On Children's Day, the child got a toy from Delayyy as a present. However, the child is so naughty that he can't wait to destroy the toy.

The toy consists of n parts and m ropes. Each rope links two parts, but every pair of parts is linked by at most one rope. To split the toy, the child must remove all its parts. The child can remove a single part at a time, and each remove consume an energy. Let's define an energy value of part i as v_i. The child spend v_f1 + v_f2 + ... + v_fk energy for removing part i where f₁, f₂, ..., f_k are the parts that are directly connected to the i-th and haven't been removed.

Help the child to find out, what is the minimum total energy he should spend to remove all n parts.

Input

The first line contains two integers n and m (1 ≤ n ≤ 1000; 0 ≤ m ≤ 2000).
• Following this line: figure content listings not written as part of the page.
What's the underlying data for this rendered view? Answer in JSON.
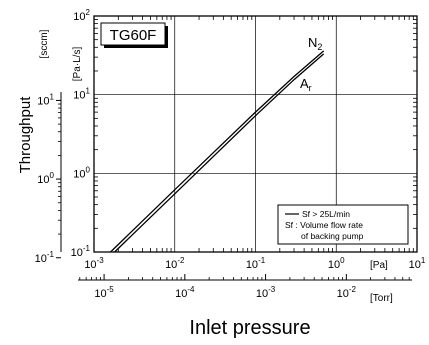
{
  "chart_data": {
    "type": "line",
    "title": "",
    "box_title": "TG60F",
    "xlabel": "Inlet pressure",
    "ylabel": "Throughput",
    "x_scale": "log",
    "y_scale": "log",
    "xlim": [
      0.001,
      10
    ],
    "ylim": [
      0.1,
      100
    ],
    "grid": true,
    "x_tick_labels": [
      {
        "mantissa": "10",
        "exp": "-3"
      },
      {
        "mantissa": "10",
        "exp": "-2"
      },
      {
        "mantissa": "10",
        "exp": "-1"
      },
      {
        "mantissa": "10",
        "exp": "0"
      },
      {
        "mantissa": "10",
        "exp": "1"
      }
    ],
    "x_unit": "[Pa]",
    "x2_tick_labels": [
      {
        "mantissa": "10",
        "exp": "-5"
      },
      {
        "mantissa": "10",
        "exp": "-4"
      },
      {
        "mantissa": "10",
        "exp": "-3"
      },
      {
        "mantissa": "10",
        "exp": "-2"
      }
    ],
    "x2_unit": "[Torr]",
    "x2_tick_values_torr": [
      1e-05,
      0.0001,
      0.001,
      0.01
    ],
    "y_tick_labels": [
      {
        "mantissa": "10",
        "exp": "-1"
      },
      {
        "mantissa": "10",
        "exp": "0"
      },
      {
        "mantissa": "10",
        "exp": "1"
      },
      {
        "mantissa": "10",
        "exp": "2"
      }
    ],
    "y_unit_primary": "[Pa·L/s]",
    "y_unit_secondary": "[sccm]",
    "y2_tick_labels": [
      {
        "mantissa": "10",
        "exp": "-1"
      },
      {
        "mantissa": "10",
        "exp": "0"
      },
      {
        "mantissa": "10",
        "exp": "1"
      }
    ],
    "y2_tick_values_pals": [
      0.0845,
      0.845,
      8.45
    ],
    "series": [
      {
        "name": "N₂",
        "x": [
          0.0018,
          0.01,
          0.1,
          0.3,
          0.7
        ],
        "y": [
          0.1,
          0.55,
          5.4,
          15.5,
          33
        ]
      },
      {
        "name": "Ar",
        "x": [
          0.0016,
          0.01,
          0.1,
          0.3,
          0.7
        ],
        "y": [
          0.1,
          0.62,
          6.0,
          17,
          36
        ]
      }
    ],
    "series_labels": {
      "n2": {
        "main": "N",
        "sub": "2"
      },
      "ar": {
        "main": "A",
        "sub": "r"
      }
    },
    "legend": {
      "position": "bottom-right",
      "line_label": "Sf > 25L/min",
      "note_line1": "Sf : Volume flow rate",
      "note_line2": "of backing pump"
    }
  }
}
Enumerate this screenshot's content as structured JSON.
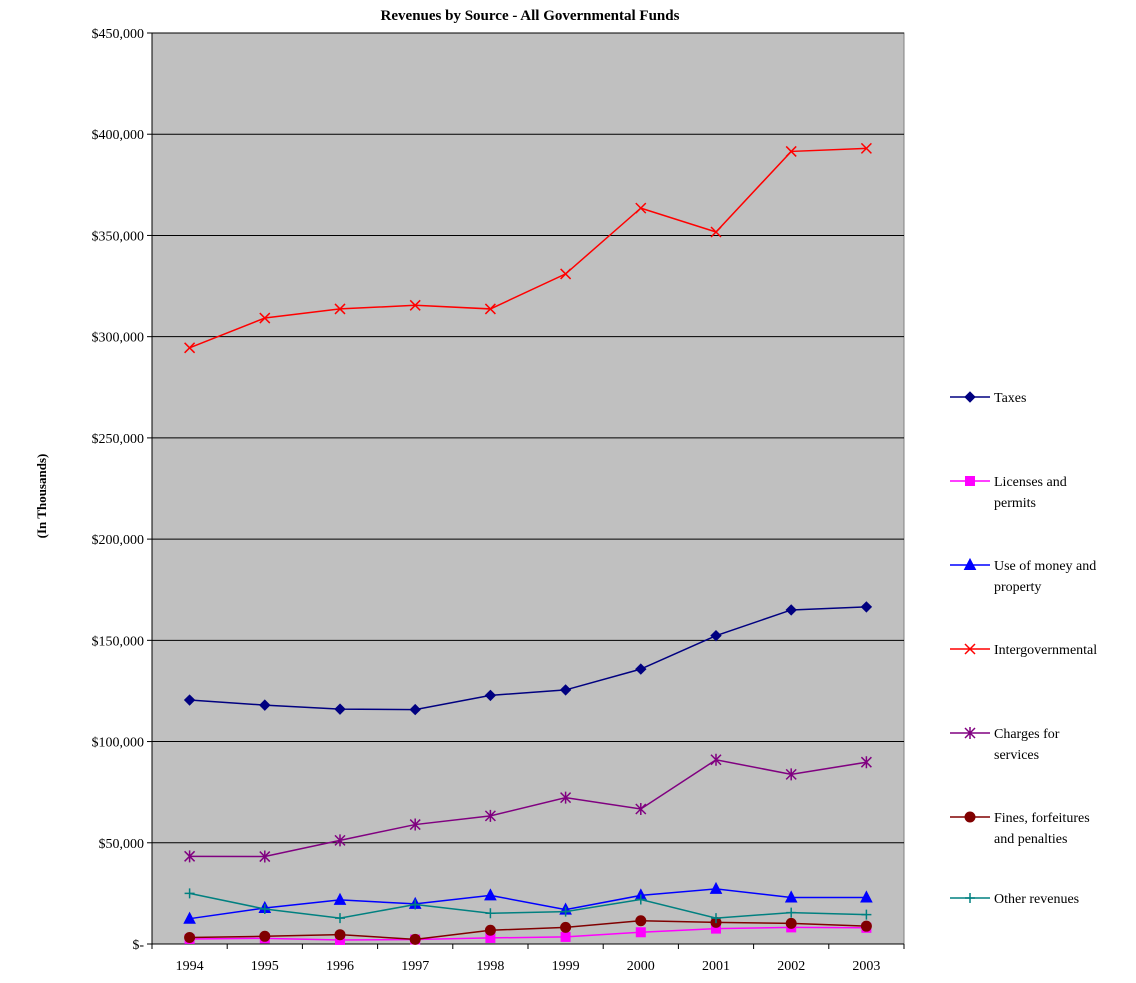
{
  "chart_data": {
    "type": "line",
    "title": "Revenues by Source - All Governmental Funds",
    "ylabel": "(In Thousands)",
    "xlabel": "",
    "ylim": [
      0,
      450000
    ],
    "grid": true,
    "legend_position": "right",
    "categories": [
      "1994",
      "1995",
      "1996",
      "1997",
      "1998",
      "1999",
      "2000",
      "2001",
      "2002",
      "2003"
    ],
    "y_ticks": [
      0,
      50000,
      100000,
      150000,
      200000,
      250000,
      300000,
      350000,
      400000,
      450000
    ],
    "y_tick_labels": [
      "$-",
      "$50,000",
      "$100,000",
      "$150,000",
      "$200,000",
      "$250,000",
      "$300,000",
      "$350,000",
      "$400,000",
      "$450,000"
    ],
    "series": [
      {
        "name": "Taxes",
        "color": "#000080",
        "marker": "diamond",
        "values": [
          120500,
          118000,
          116000,
          115800,
          122800,
          125500,
          135800,
          152300,
          165000,
          166500
        ]
      },
      {
        "name": "Licenses and permits",
        "color": "#ff00ff",
        "marker": "square",
        "values": [
          2500,
          2800,
          2000,
          2200,
          3000,
          3500,
          5800,
          7600,
          8200,
          8000
        ]
      },
      {
        "name": "Use of money and property",
        "color": "#0000ff",
        "marker": "triangle",
        "values": [
          12500,
          17800,
          21800,
          19800,
          24000,
          17000,
          24000,
          27200,
          23000,
          23000
        ]
      },
      {
        "name": "Intergovernmental",
        "color": "#ff0000",
        "marker": "x",
        "values": [
          294500,
          309200,
          313700,
          315500,
          313700,
          331000,
          363500,
          351700,
          391500,
          393000
        ]
      },
      {
        "name": "Charges for services",
        "color": "#800080",
        "marker": "star",
        "values": [
          43300,
          43200,
          51200,
          59000,
          63300,
          72300,
          66700,
          91000,
          83800,
          89800
        ]
      },
      {
        "name": "Fines, forfeitures and penalties",
        "color": "#800000",
        "marker": "circle",
        "values": [
          3200,
          3800,
          4600,
          2300,
          6800,
          8200,
          11500,
          10700,
          10200,
          8800
        ]
      },
      {
        "name": "Other revenues",
        "color": "#008080",
        "marker": "plus",
        "values": [
          25000,
          17300,
          12800,
          19500,
          15200,
          16000,
          22000,
          12800,
          15500,
          14500
        ]
      }
    ],
    "legend_labels": [
      [
        "Taxes"
      ],
      [
        "Licenses and",
        "permits"
      ],
      [
        "Use of money and",
        "property"
      ],
      [
        "Intergovernmental"
      ],
      [
        "Charges for",
        "services"
      ],
      [
        "Fines, forfeitures",
        "and penalties"
      ],
      [
        "Other revenues"
      ]
    ]
  }
}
The second line contains n integers: v₁, v₂, ..., v_n (0 ≤ v_i ≤ 10⁵). Then followed m lines, each line contains two integers x_i and y_i, representing a rope from part x_i to part y_i (1 ≤ x_i, y_i ≤ n; x_i ≠ y_i).

Consider all the parts are numbered from 1 to n.

Output

Output the minimum total energy the child should spend to remove all n parts of the toy.

Sample Input

Input

4 3
10 20 30 40
1 4
1 2
2 3

Output

40

Input

4 4
100 100 100 100
1 2
2 3
2 4
3 4

Output

400

Input

7 10
40 10 20 10 20 80 40
1 5
4 7
4 5
5 2
5 7
6 4
1 6
1 3
4 3
1 4

Output

160

Hint

One of the optimal sequence of actions in the first sample is:

• First, remove part 3, cost of the action is 20.
• Then, remove part 2, cost of the action is 10.
• Next, remove part 4, cost of the action is 10.
• At last, remove part 1, cost of the action is 0.

So the total energy the child paid is 20 + 10 + 10 + 0 = 40, which is the minimum.

In the second sample, the child will spend 400 no matter in what order he will remove the parts.

思路：....................复杂问题的背后说不定都有一种简单的解决方法（看懂题 什么都好了............）

#include<iostream>
#include<algorithm>
using namespace std;
int main()
{
    int n,m;
    int a[1005];
    while(cin>>n>>m)
    {
        int i;
        for(i=1;i<=n;i++)
            cin>>a[i];
        int x,y;
        int ans=0;
        while(m--)
        {
            cin>>x>>y;
            ans+=min(a[x],a[y]);
        }
        cout<<ans<<endl;
    }
}